Molecular Dynamics Insights into the Electrospray Behavior of Polymer Solutions

A molecular dynamics (MD) method was employed to investigate the potential influence of operating parameters on the electrospray behavior of aqueous poly(ethylene glycol) (PEG) solutions at the micro- and nanoscale. The evolution of jet dynamics, droplet generation characteristics, and energy properties on the molecular scale under varying electric field strengths and flow rates were analyzed in the present study. The results reveal that polymer solution electrospray jets exhibit diverse dynamic behaviors including winding, linking, overflow, coalescence, and rupture. Both the electric field strength and flow rate significantly affect the atomization mode of the electrospray. As the electric field strength increases, the jet transitions from multicone to single-cone mode, accompanied by changes in jet length and position. Similarly, with an increase in liquid flow rate, the jet evolves from multicone to single-cone mode and further into a single-stranded cylindrical jet, along with a marked increase in the number of droplet clusters.
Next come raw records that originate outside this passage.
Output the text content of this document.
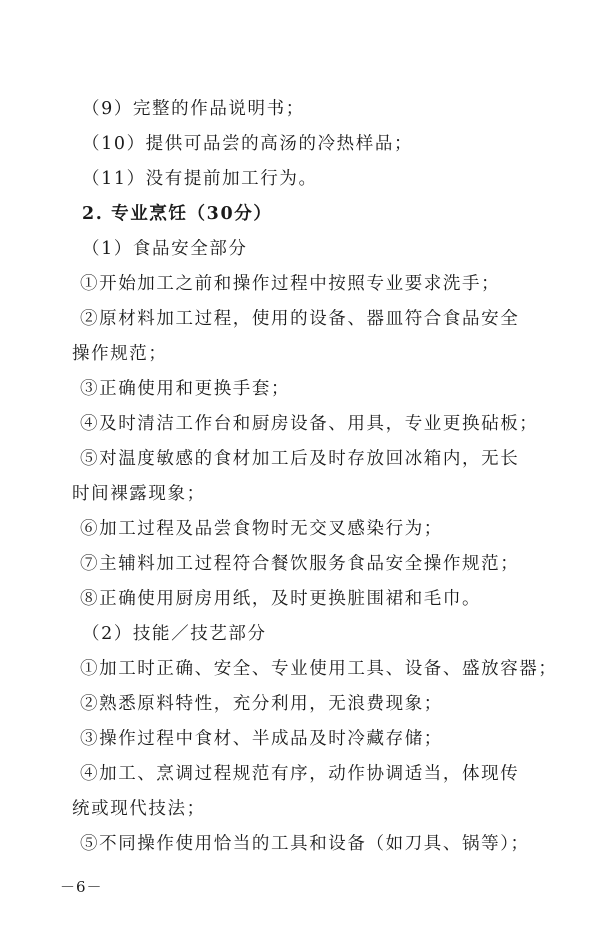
（9）完整的作品说明书；
（10）提供可品尝的高汤的冷热样品；
（11）没有提前加工行为。
2. 专业烹饪（30分）
（1）食品安全部分
①开始加工之前和操作过程中按照专业要求洗手；
②原材料加工过程，使用的设备、器皿符合食品安全
操作规范；
③正确使用和更换手套；
④及时清洁工作台和厨房设备、用具，专业更换砧板；
⑤对温度敏感的食材加工后及时存放回冰箱内，无长
时间裸露现象；
⑥加工过程及品尝食物时无交叉感染行为；
⑦主辅料加工过程符合餐饮服务食品安全操作规范；
⑧正确使用厨房用纸，及时更换脏围裙和毛巾。
（2）技能／技艺部分
①加工时正确、安全、专业使用工具、设备、盛放容器；
②熟悉原料特性，充分利用，无浪费现象；
③操作过程中食材、半成品及时冷藏存储；
④加工、烹调过程规范有序，动作协调适当，体现传
统或现代技法；
⑤不同操作使用恰当的工具和设备（如刀具、锅等）；
－6－
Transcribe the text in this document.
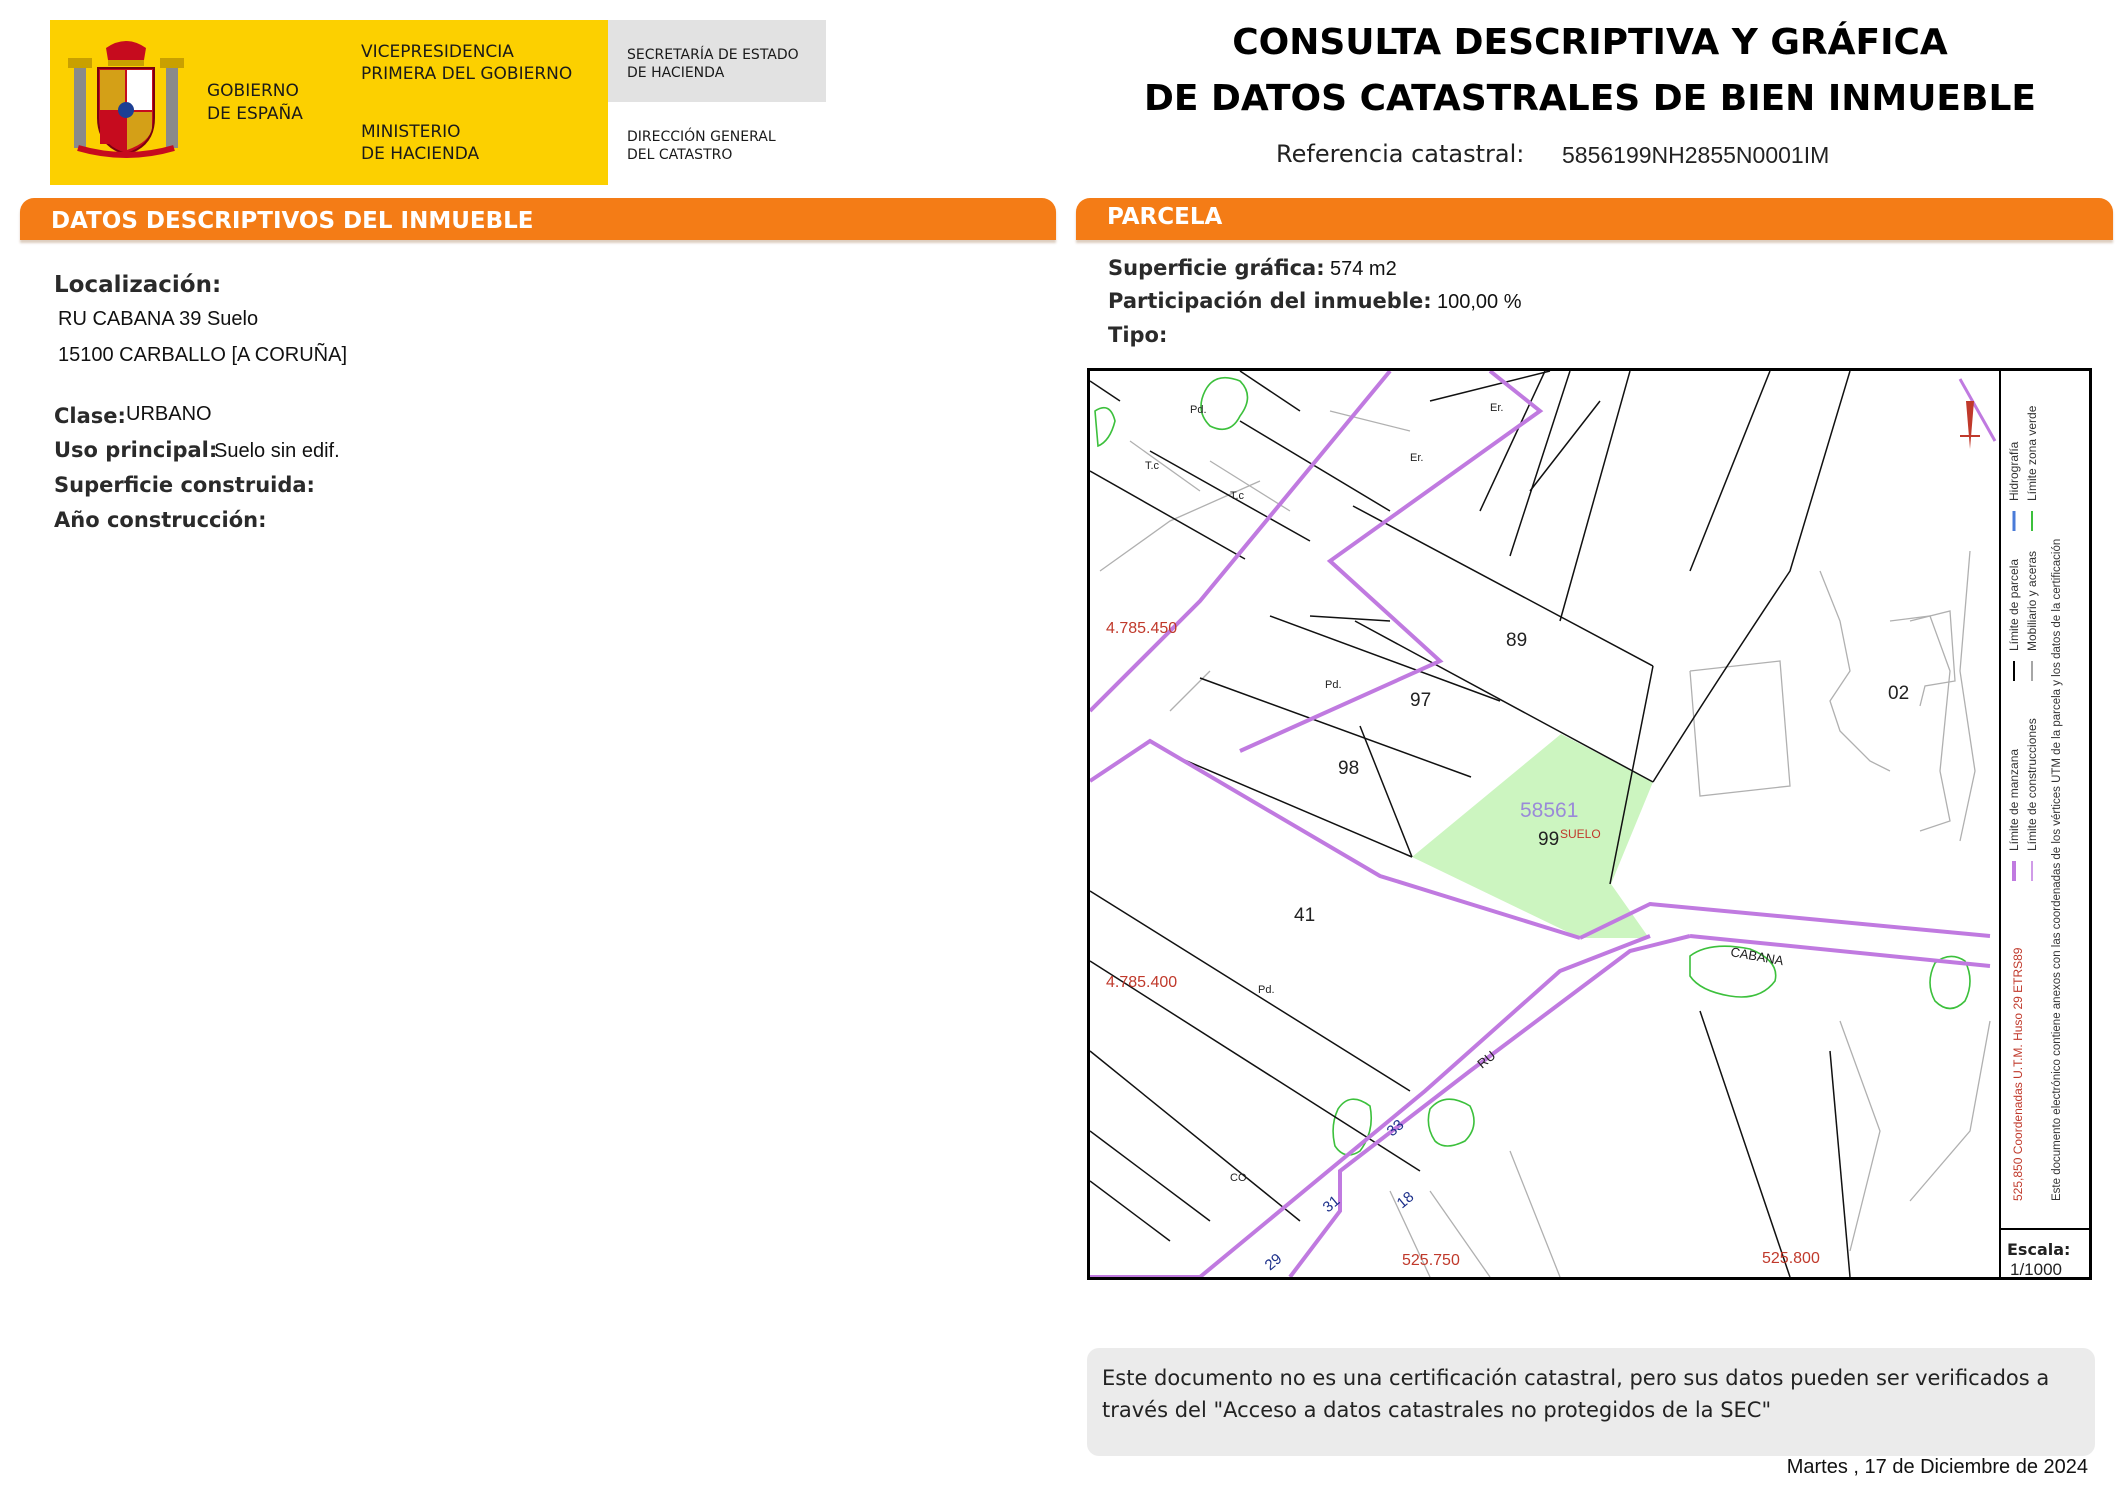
GOBIERNO
DE ESPAÑA
VICEPRESIDENCIA
PRIMERA DEL GOBIERNO
MINISTERIO
DE HACIENDA
SECRETARÍA DE ESTADO
DE HACIENDA
DIRECCIÓN GENERAL
DEL CATASTRO
CONSULTA DESCRIPTIVA Y GRÁFICA
DE DATOS CATASTRALES DE BIEN INMUEBLE
Referencia catastral: 5856199NH2855N0001IM
DATOS DESCRIPTIVOS DEL INMUEBLE
Localización:
RU CABANA 39 Suelo
15100 CARBALLO [A CORUÑA]
Clase: URBANO
Uso principal:
Suelo sin edif.
Superficie construida:
Año construcción:
PARCELA
Superficie gráfica: 574 m2
Participación del inmueble: 100,00 %
Tipo:
Pd.
T.c
T.c
Er.
Er.
Pd.
Pd.
CO
89
97
98
99
41
02
58561
SUELO
CABANA
RU
33
31
29
18
4.785.450
4.785.400
525.750	525.800
Límite de manzana
Límite de parcela
Hidrografía
Límite de construcciones
Mobiliario y aceras
Límite zona verde
525,850 Coordenadas U.T.M. Huso 29 ETRS89 Este documento electrónico contiene anexos con las coordenadas de los vértices UTM de la parcela y los datos de la certificación
Escala:
1/1000
Este documento no es una certificación catastral, pero sus datos pueden ser verificados a
través del "Acceso a datos catastrales no protegidos de la SEC"
Martes , 17 de Diciembre de 2024
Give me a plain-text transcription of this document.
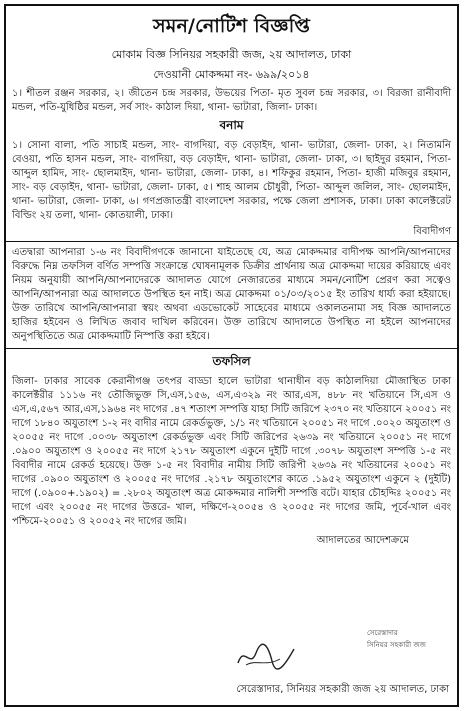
সমন/নোটিশ বিজ্ঞপ্তি
মোকাম বিজ্ঞ সিনিয়র সহকারী জজ, ২য় আদালত, ঢাকা
দেওয়ানী মোকদ্দমা নং- ৬৯৯/২০১৪
১। শীতল রঞ্জন সরকার, ২। জীতেন চন্দ্র সরকার, উভয়ের পিতা- মৃত সুবল চন্দ্র সরকার, ৩। বিরজা রানী মন্ডল, পতি-যুধিষ্ঠির মন্ডল, সর্ব সাং- কাঠাল দিয়া, থানা- ভাটারা, জিলা- ঢাকা।
বাদী
বনাম
১। সোনা বালা, পতি সাচাই মন্ডল, সাং- বাগদিয়া, বড় বেড়াইদ, থানা- ভাটারা, জেলা- ঢাকা, ২। নিতামনি বেওয়া, পতি হাসন মন্ডল, সাং- বাগদিয়া, বড় বেড়াইদ, থানা- ভাটারা, জেলা- ঢাকা, ৩। ছাইদুর রহমান, পিতা- আব্দুল হামিদ, সাং- ছোলমাইদ, থানা- ভাটারা, জেলা- ঢাকা, ৪। শফিকুর রহমান, পিতা- হাজী মজিবুর রহমান, সাং- বড় বেড়াইদ, থানা- ভাটারা, জেলা- ঢাকা, ৫। শাহ আলম চৌধুরী, পিতা- আব্দুল জলিল, সাং- ছোলমাইদ, থানা- ভাটারা, জেলা- ঢাকা, ৬। গণপ্রজাতন্ত্রী বাংলাদেশ সরকার, পক্ষে জেলা প্রশাসক, ঢাকা। ঢাকা কালেক্টরেট বিল্ডিং ২য় তলা, থানা- কোতয়ালী, ঢাকা।
বিবাদীগণ
এতদ্বারা আপনারা ১-৬ নং বিবাদীগণকে জানানো যাইতেছে যে, অত্র মোকদ্দমার বাদীপক্ষ আপনি/আপনাদের বিরুদ্ধে নিম্ন তফসিল বর্ণিত সম্পত্তি সংক্রান্তে ঘোষনামূলক ডিক্রীর প্রার্থনায় অত্র মোকদ্দমা দায়ের করিয়াছে এবং নিয়ম অনুযায়ী আপনি/আপনাদেরকে আদালত যোগে নেজারতের মাধ্যমে সমন/নোটিশ প্রেরণ করা সত্বেও আপনি/আপনারা অত্র আদালতে উপস্থিত হন নাই। অত্র মোকদ্দমা ০১/০৩/২০১৫ ইং তারিখ ধার্য্য করা হইয়াছে। উক্ত তারিখে আপনি/আপনারা স্বয়ং অথবা এডভোকেট সাহেবের মাধ্যমে ওকালতনামা সহ বিজ্ঞ আদালতে হাজির হইবেন ও লিখিত জবাব দাখিল করিবেন। উক্ত তারিখে আদালতে উপস্থিত না হইলে আপনাদের অনুপস্থিতিতে অত্র মোকদ্দমাটি নিস্পত্তি করা হইবে।
তফসিল
জিলা- ঢাকার সাবেক কেরানীগঞ্জ তৎপর বাড্ডা হালে ভাটারা থানাধীন বড় কাঠালদিয়া মৌজাস্থিত ঢাকা কালেক্টরীর ১১১৬ নং তৌজিভুক্ত সি,এস,১৫৬, এস,এ৩২৯ নং আর,এস, ৪৮৮ নং খতিয়ানে সি,এস ও এস,এ,৫৬৭ আর,এস,১৯৬৪ নং দাগের .৪৭ শতাংশ সম্পত্তি যাহা সিটি জরিপে ২৩৭০ নং খতিয়ানে ২০০৫১ নং দাগে ১৮৪০ অযুতাংশ ১-২ নং বাদীর নামে রেকর্ডভুক্ত, ১/১ নং খতিয়ানে ২০০৫১ নং দাগে .০০২০ অযুতাংশ ও ২০০৫৫ নং দাগে .০০৩৮ অযুতাংশ রেকর্ডভুক্ত এবং সিটি জরিপের ২৬৩৯ নং খতিয়ানে ২০০৫১ নং দাগে .০৯০০ অযুতাংশ ও ২০০৫৫ নং দাগে ২১৭৮ অযুতাংশ একুনে দুইটি দাগে .৩০৭৮ অযুতাংশ সম্পত্তি ১-৫ নং বিবাদীর নামে রেকর্ড হয়েছে। উক্ত ১-৫ নং বিবাদীর নামীয় সিটি জরিপী ২৬৩৯ নং খতিয়ানের ২০০৫১ নং দাগের .০৯০০ অযুতাংশ ও ২০০৫৫ নং দাগের .২১৭৮ অযুতাংশের কাতে .১৯৫২ অযুতাংশ একুনে ২ (দুইটি) দাগে (.০৯০০+.১৯০২) = .২৮০২ অযুতাংশ অত্র মোকদ্দমার নালিশী সম্পত্তি বটে। যাহার চৌহদ্দিঃ ২০০৫১ নং দাগে এবং ২০০৫৫ নং দাগের উত্তরে- খাল, দক্ষিণে-২০০৫৪ ও ২০০৫৫ নং দাগের জমি, পূর্বে-খাল এবং পশ্চিমে-২০০৫১ ও ২০০৫২ নং দাগের জমি।
আদালতের আদেশক্রমে
সেরেস্তাদার
সিনিয়র সহকারী জজ
সেরেস্তাদার, সিনিয়র সহকারী জজ ২য় আদালত, ঢাকা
Moreover, the electrospray current is more sensitive to variations in flow rate, and its response time becomes longer as the flow rate increases. This study elucidates the microscopic mechanisms underlying the dynamic behavior evolution of polymer solution electrospray jets, providing a theoretical foundation for the design of complex polymer atomization media and the optimization of the electrospray process parameters.